THE INSPECTION
Directing: B+
Acting: A-
Writing: B+
Cinematography: B
Editing: B+
In a surprising way, The Inspection justifies not just the existence of the U.S. Military, but the way it treats its recruits. Without ever saying these exact words, writer-director Elegance Bratton seems to be telegraphing that the US Marines teaches discipline, cultivates strength, and builds character—all the typical platitudes that at best I have mixed feelings about.
Billed as “inspired by true events,” those events were lived by Bratton himself, having joined the Marines after a decade of being homeless, that period following his mother kicking him out of their home for being gay. Jeremy Pope, here in his first starring role after all of two other feature film roles to date (he also had roles in the TV series Hollywood and Pose, and is a multiple-Tony-nominated Broadway actor), plays the fictionalized lead by the name of Ellis French. This is a fantastic acting choice, not just because he’s an out Gay Black man himself, but because of his subtle recognizability as one, without ever quite being coded as such onscreen. Pope can switch from uncomfortably insecure to steely resolve with aplomb.
I suppose you could call this a “gay Black G.I. Jane,” although that would be an oversimplification. Still, The Inspection is about a deeply marginalized character proving himself within constraints of the U.S. military that are challenging at best and barbaric at worst. There is a scene in which Ellis is conducting a test of his ability to save a drowning man, the man in the water being his gleefully bullying training instructor (Bokeem Woodbine), who literally drowns him. Only the subversive empathy of fellow instructor Rosales (Raúl Castillo) ultimately saves him.
So this is both the strength and the challenge of The Inspection, in that in one scene to the next, you have no idea how Ellis will be treated, and the uncertainty is what characterizes Ellis, to a degree at least, as an abused child. By the time Ellis is actually making a pass at Rosales (a moment scene in the film’s trailer), you are horrified for him.
Presumably these sorts of things actually happened in Elegance Bratton’s experience, or else why would he put them in the script? Still, this was behavior I truly could not understand: a gay man trying to keep under the radar in boot camp, still fantasizing about his fellow recruits while showering with them? I feel certain I would be so terrified of any such thing that I’d be rendered literally impotent in that scenario, but then, what do I know? I have never even showered communally with straight men, much less been in the military.

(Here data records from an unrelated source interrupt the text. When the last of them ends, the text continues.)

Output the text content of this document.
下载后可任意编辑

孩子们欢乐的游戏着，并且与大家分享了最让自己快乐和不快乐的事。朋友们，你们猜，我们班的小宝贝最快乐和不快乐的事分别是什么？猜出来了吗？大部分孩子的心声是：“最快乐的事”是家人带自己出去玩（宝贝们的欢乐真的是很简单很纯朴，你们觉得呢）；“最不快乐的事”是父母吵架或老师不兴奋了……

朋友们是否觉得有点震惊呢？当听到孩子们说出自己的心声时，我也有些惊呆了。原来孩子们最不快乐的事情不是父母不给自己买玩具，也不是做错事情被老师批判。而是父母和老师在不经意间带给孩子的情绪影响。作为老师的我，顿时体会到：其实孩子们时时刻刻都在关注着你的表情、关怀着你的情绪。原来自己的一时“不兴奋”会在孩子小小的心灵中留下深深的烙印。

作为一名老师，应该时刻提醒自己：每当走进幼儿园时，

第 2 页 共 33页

That said, the narrative trajectory of The Recruit is satisfying in its relative unpredictability. In past movies of this sort, Ellis’s sexuality would be a much more potent plot point, something kept hidden until a climactic reveal of some kind. Here, his sexuality becomes clear early on, and although it remains a central conflict in the story—being a major part of his endurance of harassment from all sides—it never becomes a movie about shame. Ellis knows who he is; he just feels like this is his only option for any kind of future.

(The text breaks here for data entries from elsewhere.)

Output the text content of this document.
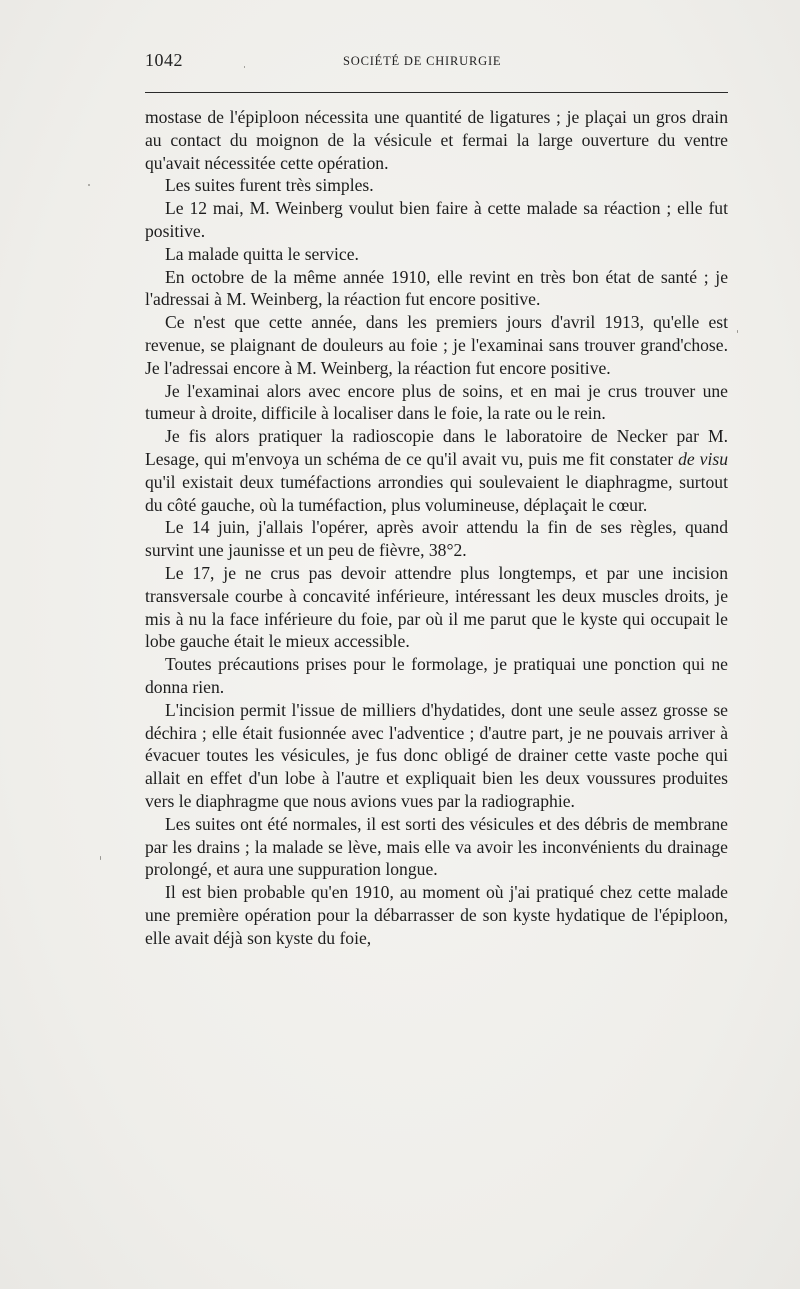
1042	SOCIÉTÉ DE CHIRURGIE

mostase de l'épiploon nécessita une quantité de ligatures ; je plaçai un gros drain au contact du moignon de la vésicule et fermai la large ouverture du ventre qu'avait nécessitée cette opération.

Les suites furent très simples.

Le 12 mai, M. Weinberg voulut bien faire à cette malade sa réaction ; elle fut positive.

La malade quitta le service.

En octobre de la même année 1910, elle revint en très bon état de santé ; je l'adressai à M. Weinberg, la réaction fut encore positive.

Ce n'est que cette année, dans les premiers jours d'avril 1913, qu'elle est revenue, se plaignant de douleurs au foie ; je l'examinai sans trouver grand'chose. Je l'adressai encore à M. Weinberg, la réaction fut encore positive.

Je l'examinai alors avec encore plus de soins, et en mai je crus trouver une tumeur à droite, difficile à localiser dans le foie, la rate ou le rein.

Je fis alors pratiquer la radioscopie dans le laboratoire de Necker par M. Lesage, qui m'envoya un schéma de ce qu'il avait vu, puis me fit constater de visu qu'il existait deux tuméfactions arrondies qui soulevaient le diaphragme, surtout du côté gauche, où la tuméfaction, plus volumineuse, déplaçait le cœur.

Le 14 juin, j'allais l'opérer, après avoir attendu la fin de ses règles, quand survint une jaunisse et un peu de fièvre, 38°2.

Le 17, je ne crus pas devoir attendre plus longtemps, et par une incision transversale courbe à concavité inférieure, intéressant les deux muscles droits, je mis à nu la face inférieure du foie, par où il me parut que le kyste qui occupait le lobe gauche était le mieux accessible.

Toutes précautions prises pour le formolage, je pratiquai une ponction qui ne donna rien.

L'incision permit l'issue de milliers d'hydatides, dont une seule assez grosse se déchira ; elle était fusionnée avec l'adventice ; d'autre part, je ne pouvais arriver à évacuer toutes les vésicules, je fus donc obligé de drainer cette vaste poche qui allait en effet d'un lobe à l'autre et expliquait bien les deux voussures produites vers le diaphragme que nous avions vues par la radiographie.

Les suites ont été normales, il est sorti des vésicules et des débris de membrane par les drains ; la malade se lève, mais elle va avoir les inconvénients du drainage prolongé, et aura une suppuration longue.

Il est bien probable qu'en 1910, au moment où j'ai pratiqué chez cette malade une première opération pour la débarrasser de son kyste hydatique de l'épiploon, elle avait déjà son kyste du foie,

Granted, there is a key conflict regarding Ellis’s sexuality, and that has to do with his mother’s rejection of him, and her burning resentment after he returns to her apartment asking for his birth certificate. Ellis’s mother is played by Gabrielle Union, who is great in all of about three notable scenes. I wonder if securing her as a name actor helped get the film financed, because otherwise Union’s ample talents are greater than what this role allows her to do.
Bratton dedicates this film to his mother, who reportedly passed away shortly before its release. Clearly The Inspection exists more as an exercise for Bratton to process his relationship with his mother, than as a straightforward story about a gay Black man in boot camp. Whatever the motivations, the movie works, and I was moved by it, even as I failed to see the necessity of not only the treatment of this one recruit, but all of them.